The upcoming release of NeMo introduces official support for MoE-based LLM architectures with expert parallelism. This implementation uses an architecture similar to that of Balanced Assignment of Experts (BASE) where each MoE layer routes each token to exactly one expert and uses algorithmic load balancing. NeMo uses Sinkhorn-based routing to balance the token load across the various experts.

MoE models based on NeMo support expert parallelism, which can be used in combination with data parallelism to distribute MoE experts across data parallel ranks. NeMo also provides the ability to configure expert parallelism arbitrarily. Users can map experts to different GPUs in various ways without restricting the number of experts on a single device (all devices, however, must contain the same number of experts). NeMo also supports cases where the expert parallel size is less than the data parallel size.

Developers can use the NeMo expert parallelism method in combination with the many other parallelism dimensions offered by NeMo including tensor, pipeline, and sequence parallelism. This facilitates efficient training of models with more than a trillion parameters on clusters with many NVIDIA GPUs.

RLHF with TensorRT-LLM

NeMo support for reinforcement learning from human feedback (RLHF) has now been enhanced with the ability to use TensorRT-LLM for inference inside of the RLHF loop.

TensorRT-LLM accelerates the inference stage of the actor model, which currently takes most of the end-to-end compute time. The actor model is the model of interest that is being aligned and will be the ultimate output of the RLHF process.

The upcoming NeMo release enables pipeline parallelism for RLHF through TensorRT-LLM, enabling it to achieve better performance with fewer nodes, all while also supporting larger models.

In fact, for the Llama 2 70B parameter model, using TensorRT-LLM in the RLHF loop with H100 GPUs enables up to a 5.6x performance increase compared to RLHF without TensorRT-LLM in the loop on the same H100 GPUs.
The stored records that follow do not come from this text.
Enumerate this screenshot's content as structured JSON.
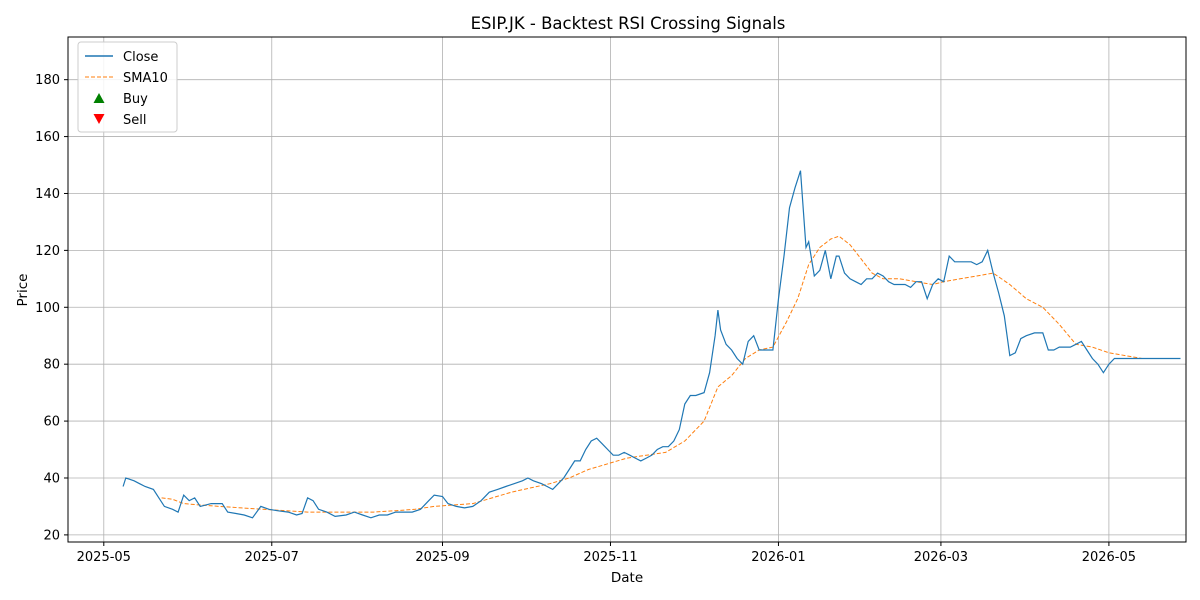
{
  "chart_data": {
    "type": "line",
    "title": "ESIP.JK - Backtest RSI Crossing Signals",
    "xlabel": "Date",
    "ylabel": "Price",
    "xlim": [
      "2025-04-18",
      "2026-05-29"
    ],
    "ylim": [
      17.5,
      195
    ],
    "grid": true,
    "legend_placement": "top-left",
    "x_ticks": [
      "2025-05",
      "2025-07",
      "2025-09",
      "2025-11",
      "2026-01",
      "2026-03",
      "2026-05"
    ],
    "y_ticks": [
      20,
      40,
      60,
      80,
      100,
      120,
      140,
      160,
      180
    ],
    "colors": {
      "close": "#1f77b4",
      "sma": "#ff7f0e",
      "buy": "#008000",
      "sell": "#ff0000"
    },
    "legend": [
      "Close",
      "SMA10",
      "Buy",
      "Sell"
    ],
    "close": [
      [
        "2025-05-08",
        37
      ],
      [
        "2025-05-09",
        40
      ],
      [
        "2025-05-12",
        39
      ],
      [
        "2025-05-14",
        38
      ],
      [
        "2025-05-16",
        37
      ],
      [
        "2025-05-19",
        36
      ],
      [
        "2025-05-21",
        33
      ],
      [
        "2025-05-23",
        30
      ],
      [
        "2025-05-26",
        29
      ],
      [
        "2025-05-28",
        28
      ],
      [
        "2025-05-30",
        34
      ],
      [
        "2025-06-01",
        32
      ],
      [
        "2025-06-03",
        33
      ],
      [
        "2025-06-05",
        30
      ],
      [
        "2025-06-09",
        31
      ],
      [
        "2025-06-13",
        31
      ],
      [
        "2025-06-15",
        28
      ],
      [
        "2025-06-18",
        27.5
      ],
      [
        "2025-06-21",
        27
      ],
      [
        "2025-06-24",
        26
      ],
      [
        "2025-06-27",
        30
      ],
      [
        "2025-06-30",
        29
      ],
      [
        "2025-07-03",
        28.5
      ],
      [
        "2025-07-07",
        28
      ],
      [
        "2025-07-10",
        27
      ],
      [
        "2025-07-12",
        27.5
      ],
      [
        "2025-07-14",
        33
      ],
      [
        "2025-07-16",
        32
      ],
      [
        "2025-07-18",
        29
      ],
      [
        "2025-07-21",
        28
      ],
      [
        "2025-07-24",
        26.5
      ],
      [
        "2025-07-28",
        27
      ],
      [
        "2025-07-31",
        28
      ],
      [
        "2025-08-03",
        27
      ],
      [
        "2025-08-06",
        26
      ],
      [
        "2025-08-09",
        27
      ],
      [
        "2025-08-12",
        27
      ],
      [
        "2025-08-15",
        28
      ],
      [
        "2025-08-18",
        28
      ],
      [
        "2025-08-21",
        28
      ],
      [
        "2025-08-24",
        29
      ],
      [
        "2025-08-27",
        32
      ],
      [
        "2025-08-29",
        34
      ],
      [
        "2025-09-01",
        33.5
      ],
      [
        "2025-09-03",
        31
      ],
      [
        "2025-09-06",
        30
      ],
      [
        "2025-09-09",
        29.5
      ],
      [
        "2025-09-12",
        30
      ],
      [
        "2025-09-15",
        32
      ],
      [
        "2025-09-18",
        35
      ],
      [
        "2025-09-21",
        36
      ],
      [
        "2025-09-24",
        37
      ],
      [
        "2025-09-27",
        38
      ],
      [
        "2025-09-30",
        39
      ],
      [
        "2025-10-02",
        40
      ],
      [
        "2025-10-04",
        39
      ],
      [
        "2025-10-07",
        38
      ],
      [
        "2025-10-09",
        37
      ],
      [
        "2025-10-11",
        36
      ],
      [
        "2025-10-13",
        38
      ],
      [
        "2025-10-15",
        40
      ],
      [
        "2025-10-17",
        43
      ],
      [
        "2025-10-19",
        46
      ],
      [
        "2025-10-21",
        46
      ],
      [
        "2025-10-23",
        50
      ],
      [
        "2025-10-25",
        53
      ],
      [
        "2025-10-27",
        54
      ],
      [
        "2025-10-29",
        52
      ],
      [
        "2025-10-31",
        50
      ],
      [
        "2025-11-02",
        48
      ],
      [
        "2025-11-04",
        48
      ],
      [
        "2025-11-06",
        49
      ],
      [
        "2025-11-08",
        48
      ],
      [
        "2025-11-10",
        47
      ],
      [
        "2025-11-12",
        46
      ],
      [
        "2025-11-14",
        47
      ],
      [
        "2025-11-16",
        48
      ],
      [
        "2025-11-18",
        50
      ],
      [
        "2025-11-20",
        51
      ],
      [
        "2025-11-22",
        51
      ],
      [
        "2025-11-24",
        53
      ],
      [
        "2025-11-26",
        57
      ],
      [
        "2025-11-28",
        66
      ],
      [
        "2025-11-30",
        69
      ],
      [
        "2025-12-02",
        69
      ],
      [
        "2025-12-05",
        70
      ],
      [
        "2025-12-07",
        77
      ],
      [
        "2025-12-09",
        90
      ],
      [
        "2025-12-10",
        99
      ],
      [
        "2025-12-11",
        92
      ],
      [
        "2025-12-13",
        87
      ],
      [
        "2025-12-15",
        85
      ],
      [
        "2025-12-17",
        82
      ],
      [
        "2025-12-19",
        80
      ],
      [
        "2025-12-21",
        88
      ],
      [
        "2025-12-23",
        90
      ],
      [
        "2025-12-25",
        85
      ],
      [
        "2025-12-27",
        85
      ],
      [
        "2025-12-30",
        85
      ],
      [
        "2026-01-01",
        103
      ],
      [
        "2026-01-03",
        118
      ],
      [
        "2026-01-05",
        135
      ],
      [
        "2026-01-07",
        142
      ],
      [
        "2026-01-09",
        148
      ],
      [
        "2026-01-11",
        121
      ],
      [
        "2026-01-12",
        123
      ],
      [
        "2026-01-14",
        111
      ],
      [
        "2026-01-16",
        113
      ],
      [
        "2026-01-18",
        120
      ],
      [
        "2026-01-20",
        110
      ],
      [
        "2026-01-22",
        118
      ],
      [
        "2026-01-23",
        118
      ],
      [
        "2026-01-25",
        112
      ],
      [
        "2026-01-27",
        110
      ],
      [
        "2026-01-29",
        109
      ],
      [
        "2026-01-31",
        108
      ],
      [
        "2026-02-02",
        110
      ],
      [
        "2026-02-04",
        110
      ],
      [
        "2026-02-06",
        112
      ],
      [
        "2026-02-08",
        111
      ],
      [
        "2026-02-10",
        109
      ],
      [
        "2026-02-12",
        108
      ],
      [
        "2026-02-14",
        108
      ],
      [
        "2026-02-16",
        108
      ],
      [
        "2026-02-18",
        107
      ],
      [
        "2026-02-20",
        109
      ],
      [
        "2026-02-22",
        109
      ],
      [
        "2026-02-24",
        103
      ],
      [
        "2026-02-26",
        108
      ],
      [
        "2026-02-28",
        110
      ],
      [
        "2026-03-02",
        109
      ],
      [
        "2026-03-04",
        118
      ],
      [
        "2026-03-06",
        116
      ],
      [
        "2026-03-08",
        116
      ],
      [
        "2026-03-10",
        116
      ],
      [
        "2026-03-12",
        116
      ],
      [
        "2026-03-14",
        115
      ],
      [
        "2026-03-16",
        116
      ],
      [
        "2026-03-18",
        120
      ],
      [
        "2026-03-20",
        112
      ],
      [
        "2026-03-22",
        105
      ],
      [
        "2026-03-24",
        97
      ],
      [
        "2026-03-26",
        83
      ],
      [
        "2026-03-28",
        84
      ],
      [
        "2026-03-30",
        89
      ],
      [
        "2026-04-01",
        90
      ],
      [
        "2026-04-04",
        91
      ],
      [
        "2026-04-07",
        91
      ],
      [
        "2026-04-09",
        85
      ],
      [
        "2026-04-11",
        85
      ],
      [
        "2026-04-13",
        86
      ],
      [
        "2026-04-15",
        86
      ],
      [
        "2026-04-17",
        86
      ],
      [
        "2026-04-19",
        87
      ],
      [
        "2026-04-21",
        88
      ],
      [
        "2026-04-23",
        85
      ],
      [
        "2026-04-25",
        82
      ],
      [
        "2026-04-27",
        80
      ],
      [
        "2026-04-29",
        77
      ],
      [
        "2026-05-01",
        80
      ],
      [
        "2026-05-03",
        82
      ],
      [
        "2026-05-06",
        82
      ],
      [
        "2026-05-09",
        82
      ],
      [
        "2026-05-12",
        82
      ],
      [
        "2026-05-15",
        82
      ],
      [
        "2026-05-18",
        82
      ],
      [
        "2026-05-21",
        82
      ],
      [
        "2026-05-24",
        82
      ],
      [
        "2026-05-27",
        82
      ]
    ],
    "sma10": [
      [
        "2025-05-22",
        33
      ],
      [
        "2025-05-26",
        32.5
      ],
      [
        "2025-05-30",
        31
      ],
      [
        "2025-06-05",
        30.5
      ],
      [
        "2025-06-12",
        30
      ],
      [
        "2025-06-20",
        29.5
      ],
      [
        "2025-06-28",
        29
      ],
      [
        "2025-07-06",
        28.5
      ],
      [
        "2025-07-14",
        28
      ],
      [
        "2025-07-22",
        28
      ],
      [
        "2025-07-30",
        28
      ],
      [
        "2025-08-07",
        28
      ],
      [
        "2025-08-15",
        28.5
      ],
      [
        "2025-08-22",
        29
      ],
      [
        "2025-08-29",
        30
      ],
      [
        "2025-09-05",
        30.5
      ],
      [
        "2025-09-12",
        31
      ],
      [
        "2025-09-19",
        33
      ],
      [
        "2025-09-26",
        35
      ],
      [
        "2025-10-03",
        36.5
      ],
      [
        "2025-10-10",
        38
      ],
      [
        "2025-10-17",
        40
      ],
      [
        "2025-10-24",
        43
      ],
      [
        "2025-10-31",
        45
      ],
      [
        "2025-11-07",
        47
      ],
      [
        "2025-11-14",
        48
      ],
      [
        "2025-11-21",
        49
      ],
      [
        "2025-11-28",
        53
      ],
      [
        "2025-12-05",
        60
      ],
      [
        "2025-12-10",
        72
      ],
      [
        "2025-12-15",
        76
      ],
      [
        "2025-12-20",
        82
      ],
      [
        "2025-12-25",
        85
      ],
      [
        "2025-12-30",
        86
      ],
      [
        "2026-01-04",
        95
      ],
      [
        "2026-01-08",
        103
      ],
      [
        "2026-01-12",
        115
      ],
      [
        "2026-01-16",
        121
      ],
      [
        "2026-01-20",
        124
      ],
      [
        "2026-01-23",
        125
      ],
      [
        "2026-01-27",
        122
      ],
      [
        "2026-01-31",
        117
      ],
      [
        "2026-02-04",
        112
      ],
      [
        "2026-02-08",
        110
      ],
      [
        "2026-02-14",
        110
      ],
      [
        "2026-02-20",
        109
      ],
      [
        "2026-02-26",
        108
      ],
      [
        "2026-03-02",
        109
      ],
      [
        "2026-03-08",
        110
      ],
      [
        "2026-03-14",
        111
      ],
      [
        "2026-03-20",
        112
      ],
      [
        "2026-03-26",
        108
      ],
      [
        "2026-04-01",
        103
      ],
      [
        "2026-04-07",
        100
      ],
      [
        "2026-04-13",
        94
      ],
      [
        "2026-04-19",
        87
      ],
      [
        "2026-04-25",
        86
      ],
      [
        "2026-05-01",
        84
      ],
      [
        "2026-05-07",
        83
      ],
      [
        "2026-05-13",
        82
      ],
      [
        "2026-05-19",
        82
      ],
      [
        "2026-05-25",
        82
      ]
    ],
    "buy_signals": [],
    "sell_signals": []
  }
}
A chart showing the relative performance of H100 using the latest NeMo release for RLHF across four different models–GPT-2B, Llama 2 7B, Llama 2 13B, and Llama 2 70B–with respective H100 GPU counts of 16, 16, 32, and 128 compared to the prior NeMo release. Performance increases are 5x, 2.2x, 3.1x, and 5.6x, respectively. — *Figure 2. The upcoming version of NeMo brings dramatic improvements compared to the previous version, accelerating the inference part of the RLHF training operation*

Measured performance. Global Batch Size = 64, Rollout Size = 512, Maximum Generation Length = 1024.
Half of the nodes for each result run the actor and the other half run the critic in the RLHF algorithm implemented.

Pushing the boundaries of generative AI

AI training requires a full-stack approach. NVIDIA NeMo is regularly updated to provide optimal performance for training advanced generative AI models. It incorporates the most recent training methods to improve performance and provide more flexibility for NVIDIA platform users.
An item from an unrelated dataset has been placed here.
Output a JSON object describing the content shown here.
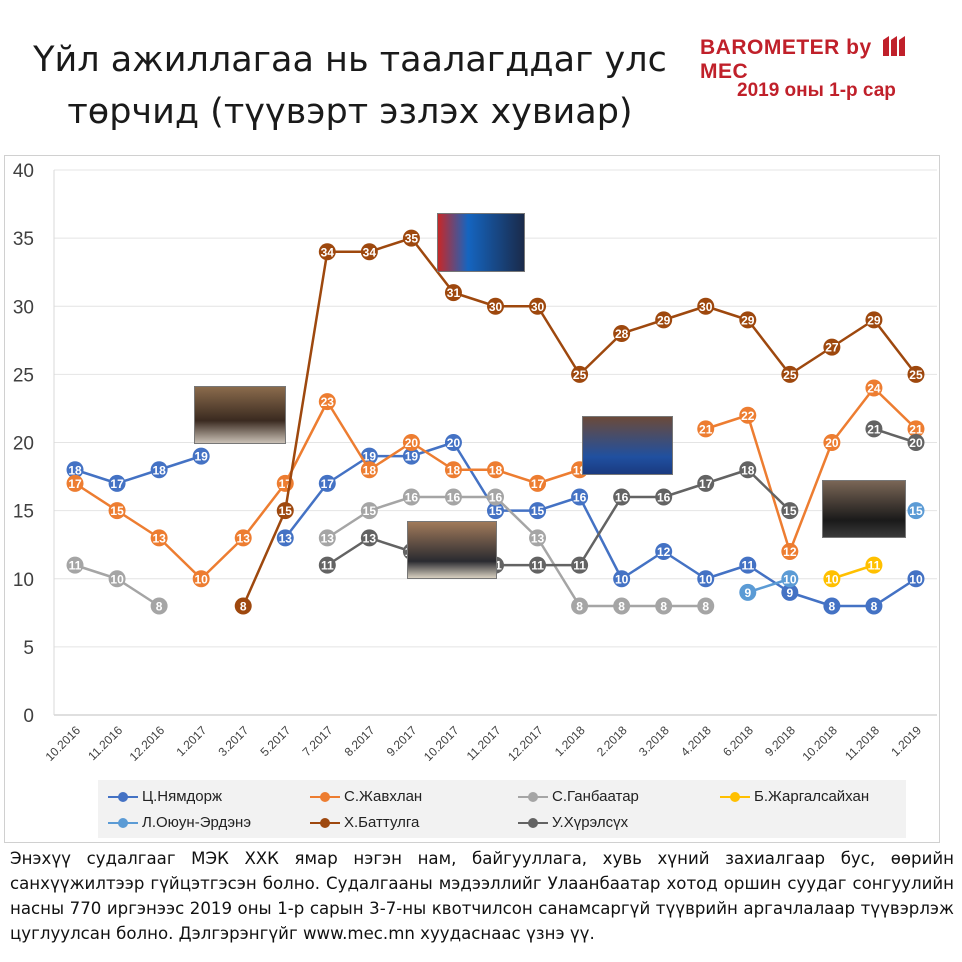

The NVIDIA platform is also incredibly versatile and accelerates the entire AI workflow end-to-end, from data prep to model training to deploying inference. Following the introduction of TensorRT-LLM in October, NVIDIA recently demonstrated the ability to run the latest Falcon-180B model on a single H200 GPU, leveraging TensorRT-LLM’s advanced 4-bit quantization feature, while maintaining 99% accuracy. Read more about this implementation in the latest post about TensorRT-LLM.
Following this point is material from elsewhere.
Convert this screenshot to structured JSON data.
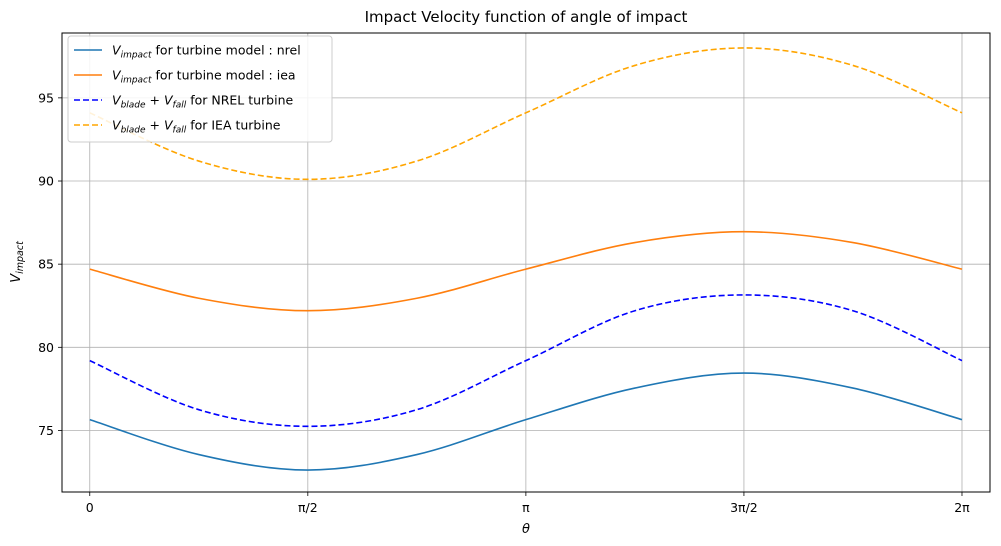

The NVIDIA AI platform continues to advance performance, versatility, and features at the speed of light. That’s why it is the platform of choice for developing and deploying today’s generative AI applications and inventing the models and techniques that are powering what comes next.

Get started with NeMo framework

The NVIDIA NeMo framework is available as an open-source library on GitHub, a container on NGC, and as part of NVIDIA AI Enterprise, an enterprise-grade AI software platform with security, stability, manageability, and support.